PALERMO – Nel nuovo Palazzo di giustizia di Palermo Pino Faraone si presenta visibilmente provato dal carcere in cui è rinchiuso dal 9 febbraio scorso. Il giorno del suo arresto nel blitz Apocalisse 2. La prima volta il consigliere comunale aveva deciso di avvalersi della facoltà di non rispondere. Ieri è andata diversamente. Accompagnato dai suoi legali, gli avvocati Marina Cassarà ed Anthony De Lisi, Faraone risponde e si difende.
Da quando è finito in cella dice di chiedersi ogni istante perché mai sia stato coinvolto in una brutta storia di mafia. È accusato, infatti, di tentata estorsione aggravata dal metodo mafioso. Alla base del suo arresto ci sono le intercettazioni telefoniche e la denuncia di Antonino Arnone, l’imprenditore che il politico avrebbe messo in contatto con il boss che pretendeva la messa a posto dell’azienda. Faraone definisce il suo accusatore “una persona per bene con cui ho rapporti da tempo”.
Rapporti leciti perché l’imprenditore, racconta Faraone, “mi ha sempre aiutato nelle campagne elettorali”. Il politico sostiene che fra lui e l’imprenditore i rapporti sarebbero proseguiti anche dopo che Arnone, nel luglio 2014, ammise ciò che prima aveva negato e cioè che il consigliere comunale fosse l’intermediario della sua estorsione. Alcuni contatti, di cui nulla viene anticipato per una precisa strategia difensiva, testimonierebbero una continuità di rapporti successiva a quando erano già cristallizzati i ruoli di vittima e carnefice.
E i contatti con il presunto capomafia Francesco D’Alessandro? Faraone non nega di conoscerlo da tanto tempo e di averlo pure aiutato. Niente di illecito, però.
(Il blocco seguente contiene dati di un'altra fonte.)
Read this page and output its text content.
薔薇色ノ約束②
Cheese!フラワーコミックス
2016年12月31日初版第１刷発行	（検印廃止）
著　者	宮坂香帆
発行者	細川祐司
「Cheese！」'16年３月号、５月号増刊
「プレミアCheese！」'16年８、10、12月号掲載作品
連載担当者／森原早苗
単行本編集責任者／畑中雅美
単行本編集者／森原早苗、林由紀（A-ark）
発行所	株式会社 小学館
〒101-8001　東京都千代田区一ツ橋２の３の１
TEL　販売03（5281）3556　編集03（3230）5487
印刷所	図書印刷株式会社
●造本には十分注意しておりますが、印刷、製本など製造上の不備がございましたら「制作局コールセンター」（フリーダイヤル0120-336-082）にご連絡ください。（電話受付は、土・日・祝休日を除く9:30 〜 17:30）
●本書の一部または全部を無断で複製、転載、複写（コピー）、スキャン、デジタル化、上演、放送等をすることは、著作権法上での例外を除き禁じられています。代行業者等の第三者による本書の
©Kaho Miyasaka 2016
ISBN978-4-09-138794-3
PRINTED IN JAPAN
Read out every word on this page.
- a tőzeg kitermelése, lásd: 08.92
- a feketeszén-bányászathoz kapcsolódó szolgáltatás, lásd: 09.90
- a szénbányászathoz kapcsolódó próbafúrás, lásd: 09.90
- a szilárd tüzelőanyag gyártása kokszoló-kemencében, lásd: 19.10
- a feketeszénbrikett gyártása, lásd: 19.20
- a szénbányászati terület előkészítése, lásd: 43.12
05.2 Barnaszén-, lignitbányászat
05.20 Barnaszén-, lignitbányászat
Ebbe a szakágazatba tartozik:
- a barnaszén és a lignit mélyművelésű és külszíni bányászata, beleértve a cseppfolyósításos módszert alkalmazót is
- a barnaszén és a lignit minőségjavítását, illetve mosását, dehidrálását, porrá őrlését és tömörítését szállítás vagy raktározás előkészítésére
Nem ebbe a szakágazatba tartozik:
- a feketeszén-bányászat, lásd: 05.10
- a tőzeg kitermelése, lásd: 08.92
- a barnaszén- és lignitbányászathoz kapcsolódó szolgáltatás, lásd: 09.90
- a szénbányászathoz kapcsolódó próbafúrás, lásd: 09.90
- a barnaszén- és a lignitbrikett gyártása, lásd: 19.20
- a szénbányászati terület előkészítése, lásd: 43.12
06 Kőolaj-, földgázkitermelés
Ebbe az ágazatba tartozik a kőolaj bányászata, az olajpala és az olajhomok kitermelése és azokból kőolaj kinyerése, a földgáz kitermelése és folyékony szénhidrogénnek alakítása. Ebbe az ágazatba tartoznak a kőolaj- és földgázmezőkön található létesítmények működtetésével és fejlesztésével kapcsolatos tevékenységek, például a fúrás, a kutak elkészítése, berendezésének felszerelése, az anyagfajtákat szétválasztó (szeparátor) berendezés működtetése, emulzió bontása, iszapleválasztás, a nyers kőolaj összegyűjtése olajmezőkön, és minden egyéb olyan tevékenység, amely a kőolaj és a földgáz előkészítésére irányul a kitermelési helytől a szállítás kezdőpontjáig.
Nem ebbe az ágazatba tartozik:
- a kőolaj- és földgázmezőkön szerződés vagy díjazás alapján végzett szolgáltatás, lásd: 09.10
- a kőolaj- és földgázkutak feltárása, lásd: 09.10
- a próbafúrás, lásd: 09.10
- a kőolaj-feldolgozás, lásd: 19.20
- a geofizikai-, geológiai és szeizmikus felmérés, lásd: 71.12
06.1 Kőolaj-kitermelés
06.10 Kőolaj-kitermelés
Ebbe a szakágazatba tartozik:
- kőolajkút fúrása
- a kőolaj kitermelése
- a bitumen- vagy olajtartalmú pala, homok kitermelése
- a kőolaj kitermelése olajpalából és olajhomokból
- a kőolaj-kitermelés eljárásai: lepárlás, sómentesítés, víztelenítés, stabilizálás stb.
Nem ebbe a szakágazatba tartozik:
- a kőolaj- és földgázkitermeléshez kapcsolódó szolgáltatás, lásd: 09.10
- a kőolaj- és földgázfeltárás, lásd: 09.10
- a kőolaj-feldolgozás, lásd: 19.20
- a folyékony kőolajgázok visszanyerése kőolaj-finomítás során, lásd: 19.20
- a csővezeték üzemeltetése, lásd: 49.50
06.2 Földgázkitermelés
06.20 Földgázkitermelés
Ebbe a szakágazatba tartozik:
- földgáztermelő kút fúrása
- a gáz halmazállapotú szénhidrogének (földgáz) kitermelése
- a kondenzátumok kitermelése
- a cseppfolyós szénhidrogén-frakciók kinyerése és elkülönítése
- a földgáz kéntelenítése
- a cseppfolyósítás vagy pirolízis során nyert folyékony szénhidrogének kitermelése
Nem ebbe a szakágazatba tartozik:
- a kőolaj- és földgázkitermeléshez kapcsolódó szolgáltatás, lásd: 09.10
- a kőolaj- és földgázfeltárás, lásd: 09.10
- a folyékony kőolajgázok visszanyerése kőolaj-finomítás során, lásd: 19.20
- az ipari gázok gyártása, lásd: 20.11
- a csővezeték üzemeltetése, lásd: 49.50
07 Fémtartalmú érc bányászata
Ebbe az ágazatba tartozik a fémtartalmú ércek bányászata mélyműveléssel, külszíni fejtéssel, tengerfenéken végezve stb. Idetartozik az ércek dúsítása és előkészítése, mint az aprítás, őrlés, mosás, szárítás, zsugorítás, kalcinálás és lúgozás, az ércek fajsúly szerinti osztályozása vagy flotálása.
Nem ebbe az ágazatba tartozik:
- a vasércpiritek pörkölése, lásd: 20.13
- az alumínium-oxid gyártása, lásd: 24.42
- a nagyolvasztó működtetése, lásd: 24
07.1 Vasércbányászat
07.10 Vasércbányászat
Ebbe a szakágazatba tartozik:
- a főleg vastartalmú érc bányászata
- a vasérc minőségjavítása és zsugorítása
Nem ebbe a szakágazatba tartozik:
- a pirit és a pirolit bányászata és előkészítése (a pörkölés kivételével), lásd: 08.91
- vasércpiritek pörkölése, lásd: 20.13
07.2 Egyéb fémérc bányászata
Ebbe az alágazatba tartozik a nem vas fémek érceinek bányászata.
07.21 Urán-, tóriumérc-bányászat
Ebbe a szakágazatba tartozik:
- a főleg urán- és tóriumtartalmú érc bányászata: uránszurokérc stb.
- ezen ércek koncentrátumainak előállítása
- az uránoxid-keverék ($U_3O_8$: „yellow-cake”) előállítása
In un momento di difficoltà economica di D’Alessandro, che non aveva i soldi necessario per la spesa, Faraone sostiene di averlo aiutato dandogli i cinquanta euro di cui si parla nelle intercettazioni. L’indagato, d’altra parte, descrive se stesso come una persona disponibile con tutti e fa pure i nomi di coloro che avrebbero beneficiato della sua generosità.
Una generosità vista, sempre e solo, in chiave di raccolta di consenso perché, dice, “io sono sempre in campagna elettorale”. Non solo quando si è candidato in prima persona – alle ultime regionali senza successo e alle amministrative culminate nell’elezione – ma anche per dare una mano ad altri. Perché il consenso, ne è convinto, si raccoglie stando in mezzo alla gente “offrendo un caffè o comprando un pacchetto di sigarette a chi è in difficoltà economiche”. Perché allora, gli chiede ancora una volta il Gip, l’imprenditore lo avrebbe accusato? “Non lo so, giuro non lo so”, risponde Faraone in lacrime.
Al termine dell’interrogatorio i difensori hanno chiesto al giudice la scarcerazione dell’indagato convinti della sua estraneità alle accuse che sono già state ritenute solide per giustificarne l’arresto. In subordine, i legali chiedono gli arresti domiciliari senza il vincolo dell’applicazione del braccialetto elettronico. Un vincolo che di fatto lo sta tenendo in carcere perché i dispositivi elettronici sono esauriti da tempo. Si attende che se ne liberi qualcuno. Il giudice deciderà nelle prossime ore.